Starting Seeds in a Greenhouse
The majority of my garden seeds are planted in the greenhouse. I have a few more I still need to plant and I hope to get to the rest of them in this weekend. It is good to start seeds in a greenhouse because it allows you to get a jump on the growing season. You can start seeds in a greenhouse or indoors about 8 weeks before the last expected spring frost date in your area.

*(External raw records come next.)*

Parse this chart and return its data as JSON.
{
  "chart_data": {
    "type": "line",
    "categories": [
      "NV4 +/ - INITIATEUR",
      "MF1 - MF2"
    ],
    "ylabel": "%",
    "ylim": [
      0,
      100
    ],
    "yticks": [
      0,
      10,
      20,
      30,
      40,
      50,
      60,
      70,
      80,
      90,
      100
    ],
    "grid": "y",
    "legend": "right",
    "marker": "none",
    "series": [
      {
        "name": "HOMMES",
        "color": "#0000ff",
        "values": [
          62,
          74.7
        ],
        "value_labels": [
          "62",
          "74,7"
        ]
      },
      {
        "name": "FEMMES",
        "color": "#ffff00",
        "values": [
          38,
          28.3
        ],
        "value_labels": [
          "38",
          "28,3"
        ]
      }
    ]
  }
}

Planting seeds in a greenhouse is a relatively easy gardening activity. I first locate my seed potting containers I have collected over the years. Most of these plastic containers that I am reusing came from previous plants I bought in the past. You could also let others know that you are in need of plastic pots to plant seeds. It is amazing how fast you can stock pile plant pots when you let family, friends and neighbors know that you need them. I then mixed up a fresh batch of soil in a big five gallon bucket. I used this soil to fill my planting containers. Next, I plant my seeds following the plant depth recommended and any other pertinent information on the back of each seed packet. I label the planting container with the name of the seeds and date planted. In most cases, I just tape the empty seed packet to the planting container and then I write the date I planted them on the seed packet. I water all my newly planted seeds very thoroughly. I will check on them every two days to check to make sure the soil has enough moisture and water as needed. I also will keep an eye on the weather forecast in case of freezing weather so that I take steps to protect my seedlings from damage.
I find it very helpful to have a white board in my greenhouse where I can record what I planted and when and what I still need to do. I also have a planting guide posted that tells me when to plant seeds in the area I live, the planting depth and plant spacing. Also I have a thermometer so I can be sure of the temperature in my greenhouse. Most seeds germinate when the temperature is 60-75 F.
Besides planting seeds I bought I also have seeds that I saved from last year that I am planting as well. Soon my seeds will shoot up sprouts from the soil and I will be looking forward to transplanting them outdoors after all danger of frost has disappeared.